Miles was co-founder of International Times (IT), the first of the major underground publications, with John ‘Hoppy’ Hopkins in 1966. In an age when UK television and radio programming was mainly controlled by the state, the new format revolutionised editorial styles even in the mainstream press and sparked a number of similar titles such as Frendz and Gandalf’s Garden.

The launch of the book coincides with an exhibition of the same name at A22 Gallery in Clerkenwell, London, from September 28-November 4.

Included is every cover from each of the leading underground magazines of the 1960s. Among them are 174 from International Times, 21 from cOZmic Comics, 29 from Frendz and seven from Nasty Tales.

The entire collection is offered together for approximately £100,000 and each of the covers is included in the book.

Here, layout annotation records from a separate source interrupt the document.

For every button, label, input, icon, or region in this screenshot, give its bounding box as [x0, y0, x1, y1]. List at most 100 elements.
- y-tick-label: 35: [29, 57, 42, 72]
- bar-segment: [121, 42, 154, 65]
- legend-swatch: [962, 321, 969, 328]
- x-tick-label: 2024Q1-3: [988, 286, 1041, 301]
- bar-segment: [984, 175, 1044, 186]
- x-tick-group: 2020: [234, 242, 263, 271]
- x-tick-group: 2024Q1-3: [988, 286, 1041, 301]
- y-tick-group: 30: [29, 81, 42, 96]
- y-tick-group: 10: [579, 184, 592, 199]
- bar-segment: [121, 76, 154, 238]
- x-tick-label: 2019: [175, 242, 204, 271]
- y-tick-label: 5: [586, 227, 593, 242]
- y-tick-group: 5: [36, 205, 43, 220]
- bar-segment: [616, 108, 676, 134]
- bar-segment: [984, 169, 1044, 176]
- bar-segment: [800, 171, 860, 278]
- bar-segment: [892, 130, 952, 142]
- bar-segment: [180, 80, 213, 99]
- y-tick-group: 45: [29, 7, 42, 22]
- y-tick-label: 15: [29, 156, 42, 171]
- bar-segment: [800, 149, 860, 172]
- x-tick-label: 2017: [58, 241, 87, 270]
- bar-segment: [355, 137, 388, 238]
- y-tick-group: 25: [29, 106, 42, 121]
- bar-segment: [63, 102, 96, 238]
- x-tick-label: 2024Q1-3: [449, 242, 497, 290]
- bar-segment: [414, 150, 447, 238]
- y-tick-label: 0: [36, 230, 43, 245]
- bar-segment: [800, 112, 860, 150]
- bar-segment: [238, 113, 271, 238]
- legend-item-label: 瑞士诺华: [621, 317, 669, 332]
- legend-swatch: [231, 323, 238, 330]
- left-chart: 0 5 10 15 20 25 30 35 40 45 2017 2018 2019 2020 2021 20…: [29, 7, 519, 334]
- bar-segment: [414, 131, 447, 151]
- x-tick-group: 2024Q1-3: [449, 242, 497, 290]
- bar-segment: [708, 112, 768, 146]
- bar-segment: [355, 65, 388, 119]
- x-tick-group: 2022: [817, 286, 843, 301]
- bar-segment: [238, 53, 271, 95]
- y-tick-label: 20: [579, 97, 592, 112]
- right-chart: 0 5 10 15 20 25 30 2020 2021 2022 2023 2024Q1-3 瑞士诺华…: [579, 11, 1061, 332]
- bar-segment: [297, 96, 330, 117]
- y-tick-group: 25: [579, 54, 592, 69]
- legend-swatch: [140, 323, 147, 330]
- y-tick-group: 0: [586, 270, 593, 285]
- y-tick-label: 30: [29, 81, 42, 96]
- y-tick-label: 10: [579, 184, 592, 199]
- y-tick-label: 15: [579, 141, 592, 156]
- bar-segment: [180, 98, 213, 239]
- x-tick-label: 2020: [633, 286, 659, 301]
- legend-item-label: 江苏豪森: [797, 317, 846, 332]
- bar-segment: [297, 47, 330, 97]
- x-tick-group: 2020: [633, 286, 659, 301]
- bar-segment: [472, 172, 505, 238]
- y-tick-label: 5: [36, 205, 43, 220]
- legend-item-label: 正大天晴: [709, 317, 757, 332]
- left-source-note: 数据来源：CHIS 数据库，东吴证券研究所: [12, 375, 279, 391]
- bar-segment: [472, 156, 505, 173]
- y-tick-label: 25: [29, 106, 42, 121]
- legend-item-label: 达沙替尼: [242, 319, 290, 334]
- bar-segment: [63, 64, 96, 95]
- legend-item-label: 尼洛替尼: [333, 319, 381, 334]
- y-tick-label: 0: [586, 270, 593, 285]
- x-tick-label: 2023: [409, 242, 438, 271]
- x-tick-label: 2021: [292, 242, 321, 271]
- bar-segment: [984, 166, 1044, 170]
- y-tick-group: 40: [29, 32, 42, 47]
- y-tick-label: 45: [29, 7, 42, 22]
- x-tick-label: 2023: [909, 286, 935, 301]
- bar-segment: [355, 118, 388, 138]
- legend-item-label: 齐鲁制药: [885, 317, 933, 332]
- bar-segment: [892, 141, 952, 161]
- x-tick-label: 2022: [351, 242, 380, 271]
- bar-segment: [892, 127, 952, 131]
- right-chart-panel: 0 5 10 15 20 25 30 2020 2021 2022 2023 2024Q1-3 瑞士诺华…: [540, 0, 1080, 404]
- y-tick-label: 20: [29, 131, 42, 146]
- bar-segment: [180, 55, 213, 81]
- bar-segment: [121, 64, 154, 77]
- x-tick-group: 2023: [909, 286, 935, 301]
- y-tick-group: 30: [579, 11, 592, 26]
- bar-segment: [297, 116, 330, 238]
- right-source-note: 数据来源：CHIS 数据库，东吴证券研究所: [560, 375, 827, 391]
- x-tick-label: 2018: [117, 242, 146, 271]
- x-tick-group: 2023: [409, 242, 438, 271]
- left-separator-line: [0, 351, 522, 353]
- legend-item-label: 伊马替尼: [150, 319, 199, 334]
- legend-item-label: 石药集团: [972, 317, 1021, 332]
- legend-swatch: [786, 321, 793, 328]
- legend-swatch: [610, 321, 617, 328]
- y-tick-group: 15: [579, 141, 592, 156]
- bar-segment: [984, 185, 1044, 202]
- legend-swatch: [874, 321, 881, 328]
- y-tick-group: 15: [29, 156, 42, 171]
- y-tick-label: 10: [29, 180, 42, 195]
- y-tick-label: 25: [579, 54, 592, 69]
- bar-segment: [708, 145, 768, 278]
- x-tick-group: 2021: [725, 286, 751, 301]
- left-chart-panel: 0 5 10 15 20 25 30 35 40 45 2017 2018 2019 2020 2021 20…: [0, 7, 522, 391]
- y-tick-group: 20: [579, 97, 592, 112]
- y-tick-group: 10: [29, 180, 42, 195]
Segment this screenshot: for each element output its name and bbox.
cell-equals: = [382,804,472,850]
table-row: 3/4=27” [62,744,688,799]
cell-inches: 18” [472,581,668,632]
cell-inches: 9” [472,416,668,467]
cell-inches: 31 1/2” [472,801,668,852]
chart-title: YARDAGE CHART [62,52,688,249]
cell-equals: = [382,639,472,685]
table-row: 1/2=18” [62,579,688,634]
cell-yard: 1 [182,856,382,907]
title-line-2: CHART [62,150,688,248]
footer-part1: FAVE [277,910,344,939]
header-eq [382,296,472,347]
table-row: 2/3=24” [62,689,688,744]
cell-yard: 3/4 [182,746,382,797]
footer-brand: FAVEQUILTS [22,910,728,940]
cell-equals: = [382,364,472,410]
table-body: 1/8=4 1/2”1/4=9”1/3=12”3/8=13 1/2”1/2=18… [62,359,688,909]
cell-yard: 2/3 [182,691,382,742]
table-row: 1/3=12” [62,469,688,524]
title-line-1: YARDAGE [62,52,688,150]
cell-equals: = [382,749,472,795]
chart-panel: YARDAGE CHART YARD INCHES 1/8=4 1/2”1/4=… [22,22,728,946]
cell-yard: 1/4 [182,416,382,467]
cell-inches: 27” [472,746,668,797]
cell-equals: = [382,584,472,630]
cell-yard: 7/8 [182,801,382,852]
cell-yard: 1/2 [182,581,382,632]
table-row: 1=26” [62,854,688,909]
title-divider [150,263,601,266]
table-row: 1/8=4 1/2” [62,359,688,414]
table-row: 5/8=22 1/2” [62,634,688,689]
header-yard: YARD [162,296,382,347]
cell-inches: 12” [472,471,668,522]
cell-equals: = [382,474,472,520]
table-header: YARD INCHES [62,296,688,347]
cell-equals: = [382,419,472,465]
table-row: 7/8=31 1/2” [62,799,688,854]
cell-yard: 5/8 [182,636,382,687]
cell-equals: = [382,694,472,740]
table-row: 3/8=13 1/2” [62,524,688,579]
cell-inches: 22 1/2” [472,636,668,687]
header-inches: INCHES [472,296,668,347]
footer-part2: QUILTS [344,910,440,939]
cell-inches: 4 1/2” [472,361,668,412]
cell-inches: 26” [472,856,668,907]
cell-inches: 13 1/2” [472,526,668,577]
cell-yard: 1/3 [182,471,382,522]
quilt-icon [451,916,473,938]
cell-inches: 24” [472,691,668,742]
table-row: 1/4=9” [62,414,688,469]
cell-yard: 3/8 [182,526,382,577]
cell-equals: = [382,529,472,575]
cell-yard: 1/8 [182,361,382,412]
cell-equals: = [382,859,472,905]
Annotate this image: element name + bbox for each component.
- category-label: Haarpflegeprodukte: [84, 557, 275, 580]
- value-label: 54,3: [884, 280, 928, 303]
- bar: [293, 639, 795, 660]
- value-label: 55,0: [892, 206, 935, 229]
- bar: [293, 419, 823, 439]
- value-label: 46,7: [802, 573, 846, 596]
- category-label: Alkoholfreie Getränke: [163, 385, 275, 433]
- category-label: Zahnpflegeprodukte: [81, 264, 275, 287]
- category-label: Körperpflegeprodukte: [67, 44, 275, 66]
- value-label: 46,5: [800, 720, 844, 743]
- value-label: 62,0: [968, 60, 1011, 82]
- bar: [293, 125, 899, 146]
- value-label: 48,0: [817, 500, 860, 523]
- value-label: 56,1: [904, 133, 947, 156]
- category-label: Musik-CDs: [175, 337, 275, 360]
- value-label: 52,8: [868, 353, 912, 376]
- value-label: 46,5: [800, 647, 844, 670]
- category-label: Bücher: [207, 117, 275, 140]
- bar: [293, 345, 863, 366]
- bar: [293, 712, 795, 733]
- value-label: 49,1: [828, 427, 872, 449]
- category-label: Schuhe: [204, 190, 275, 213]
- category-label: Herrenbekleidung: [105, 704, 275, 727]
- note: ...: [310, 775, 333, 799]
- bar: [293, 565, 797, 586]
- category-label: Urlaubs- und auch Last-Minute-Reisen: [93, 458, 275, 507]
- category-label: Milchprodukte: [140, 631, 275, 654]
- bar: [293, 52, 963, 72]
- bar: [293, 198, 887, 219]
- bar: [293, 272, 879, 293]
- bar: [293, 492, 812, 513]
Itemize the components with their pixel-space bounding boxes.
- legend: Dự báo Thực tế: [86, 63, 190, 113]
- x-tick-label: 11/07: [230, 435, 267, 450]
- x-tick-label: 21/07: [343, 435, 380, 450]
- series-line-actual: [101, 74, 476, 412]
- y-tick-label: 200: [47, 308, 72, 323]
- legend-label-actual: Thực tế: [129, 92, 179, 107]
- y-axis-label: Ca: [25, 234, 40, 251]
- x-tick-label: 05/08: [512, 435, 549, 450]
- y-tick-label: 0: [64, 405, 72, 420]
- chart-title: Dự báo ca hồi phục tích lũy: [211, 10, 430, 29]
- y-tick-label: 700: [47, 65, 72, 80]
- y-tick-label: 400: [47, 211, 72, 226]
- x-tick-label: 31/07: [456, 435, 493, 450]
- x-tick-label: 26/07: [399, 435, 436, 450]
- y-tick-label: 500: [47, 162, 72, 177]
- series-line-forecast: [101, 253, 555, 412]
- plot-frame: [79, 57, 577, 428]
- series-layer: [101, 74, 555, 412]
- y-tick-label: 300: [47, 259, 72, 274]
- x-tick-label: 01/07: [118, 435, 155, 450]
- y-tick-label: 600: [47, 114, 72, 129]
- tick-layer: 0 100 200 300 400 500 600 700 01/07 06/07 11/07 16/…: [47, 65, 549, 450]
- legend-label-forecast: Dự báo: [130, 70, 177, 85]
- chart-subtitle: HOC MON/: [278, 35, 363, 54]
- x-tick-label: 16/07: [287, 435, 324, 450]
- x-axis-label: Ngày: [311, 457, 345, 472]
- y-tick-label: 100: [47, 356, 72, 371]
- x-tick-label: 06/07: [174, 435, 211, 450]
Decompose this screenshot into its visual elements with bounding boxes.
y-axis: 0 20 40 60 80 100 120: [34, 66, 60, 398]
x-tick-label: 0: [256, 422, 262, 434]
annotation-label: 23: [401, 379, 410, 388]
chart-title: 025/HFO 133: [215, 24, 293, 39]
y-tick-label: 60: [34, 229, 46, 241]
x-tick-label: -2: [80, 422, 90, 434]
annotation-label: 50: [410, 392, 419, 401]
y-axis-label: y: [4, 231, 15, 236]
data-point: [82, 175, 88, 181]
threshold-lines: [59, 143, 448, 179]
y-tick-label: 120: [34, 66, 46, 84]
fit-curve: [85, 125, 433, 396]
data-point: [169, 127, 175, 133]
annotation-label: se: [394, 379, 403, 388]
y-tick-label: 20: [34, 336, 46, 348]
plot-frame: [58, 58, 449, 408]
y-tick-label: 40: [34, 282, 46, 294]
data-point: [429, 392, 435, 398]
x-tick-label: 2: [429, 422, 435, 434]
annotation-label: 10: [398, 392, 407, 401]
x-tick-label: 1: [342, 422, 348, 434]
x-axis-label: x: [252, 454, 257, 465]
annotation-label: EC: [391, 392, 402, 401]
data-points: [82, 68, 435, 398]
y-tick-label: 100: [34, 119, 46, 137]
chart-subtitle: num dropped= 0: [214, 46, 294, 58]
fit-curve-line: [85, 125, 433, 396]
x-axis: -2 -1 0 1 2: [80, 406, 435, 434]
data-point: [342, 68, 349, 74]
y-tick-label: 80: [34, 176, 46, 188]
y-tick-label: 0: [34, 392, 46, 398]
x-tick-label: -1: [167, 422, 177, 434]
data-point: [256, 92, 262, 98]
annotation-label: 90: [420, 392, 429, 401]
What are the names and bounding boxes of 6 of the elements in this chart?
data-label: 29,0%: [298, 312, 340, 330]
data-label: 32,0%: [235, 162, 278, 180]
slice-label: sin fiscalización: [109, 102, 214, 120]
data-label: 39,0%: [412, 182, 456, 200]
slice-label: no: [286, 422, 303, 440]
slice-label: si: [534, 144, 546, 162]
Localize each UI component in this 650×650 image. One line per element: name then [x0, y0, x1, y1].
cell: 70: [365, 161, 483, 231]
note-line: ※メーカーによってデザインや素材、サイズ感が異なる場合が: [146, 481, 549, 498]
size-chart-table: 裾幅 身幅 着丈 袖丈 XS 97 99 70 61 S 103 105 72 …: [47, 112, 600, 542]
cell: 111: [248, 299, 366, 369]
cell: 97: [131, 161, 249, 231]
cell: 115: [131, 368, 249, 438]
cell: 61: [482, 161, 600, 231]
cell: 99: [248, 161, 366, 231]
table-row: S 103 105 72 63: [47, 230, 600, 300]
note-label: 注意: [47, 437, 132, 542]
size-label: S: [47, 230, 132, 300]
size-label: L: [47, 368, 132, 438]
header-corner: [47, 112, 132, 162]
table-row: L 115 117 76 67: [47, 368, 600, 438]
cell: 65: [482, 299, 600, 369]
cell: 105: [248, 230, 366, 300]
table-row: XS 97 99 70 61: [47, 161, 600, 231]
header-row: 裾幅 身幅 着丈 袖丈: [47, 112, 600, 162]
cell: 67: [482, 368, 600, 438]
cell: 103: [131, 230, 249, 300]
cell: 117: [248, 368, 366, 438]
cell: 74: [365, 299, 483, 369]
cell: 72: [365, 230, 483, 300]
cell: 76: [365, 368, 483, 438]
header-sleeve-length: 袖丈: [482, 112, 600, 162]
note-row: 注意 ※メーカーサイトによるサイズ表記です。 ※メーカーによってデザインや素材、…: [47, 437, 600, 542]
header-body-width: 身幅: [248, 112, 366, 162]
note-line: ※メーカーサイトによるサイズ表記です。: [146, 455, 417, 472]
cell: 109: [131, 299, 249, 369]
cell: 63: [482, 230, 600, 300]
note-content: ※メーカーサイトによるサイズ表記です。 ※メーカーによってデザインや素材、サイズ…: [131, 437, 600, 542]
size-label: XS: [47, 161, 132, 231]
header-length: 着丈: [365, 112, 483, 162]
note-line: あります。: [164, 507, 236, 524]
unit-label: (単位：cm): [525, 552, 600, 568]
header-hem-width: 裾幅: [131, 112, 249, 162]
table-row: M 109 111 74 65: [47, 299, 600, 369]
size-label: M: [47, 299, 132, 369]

Front cover of new book The British Underground Press of the Sixties, edited by Barry Miles and James Birch, published by Rocket 88. ‘Classic edition’ copies are available online for £35. ‘Signature edition’ copies are priced at £250.

Oz journey

Among the featured publications is Oz, which helped popularise psychedelic art, bring attention to the underground music scene and provide spaces for bands such as Pink Floyd, Soft Machine and Tomorrow.

Continuing interest in – and nostalgia for – the late Sixties is reflected at the Victoria and Albert Museum, which purchased the Oz archive earlier this year and whose exhibition Pink Floyd: Their Mortal Remains runs until October 1.

Launched at an all-night rave at London’s Roundhouse, IT first ceased publication in 1973 after being convicted for running personal ads for gay men.

However, it has been revived and continued in various forms since and still has an online presence.

As well as the covers in the A22 exhibition are 50 assorted posters, flyers and other paraphernalia also included the book (published by Rocket 88 priced £35).

One hundred limited edition copies of the volume will be released, each with a case and including an original copy of IT, one of Oz and a 1971-issue poster of Janis Joplin created for IT on the occasion of her death. Special edition copies are available for £250.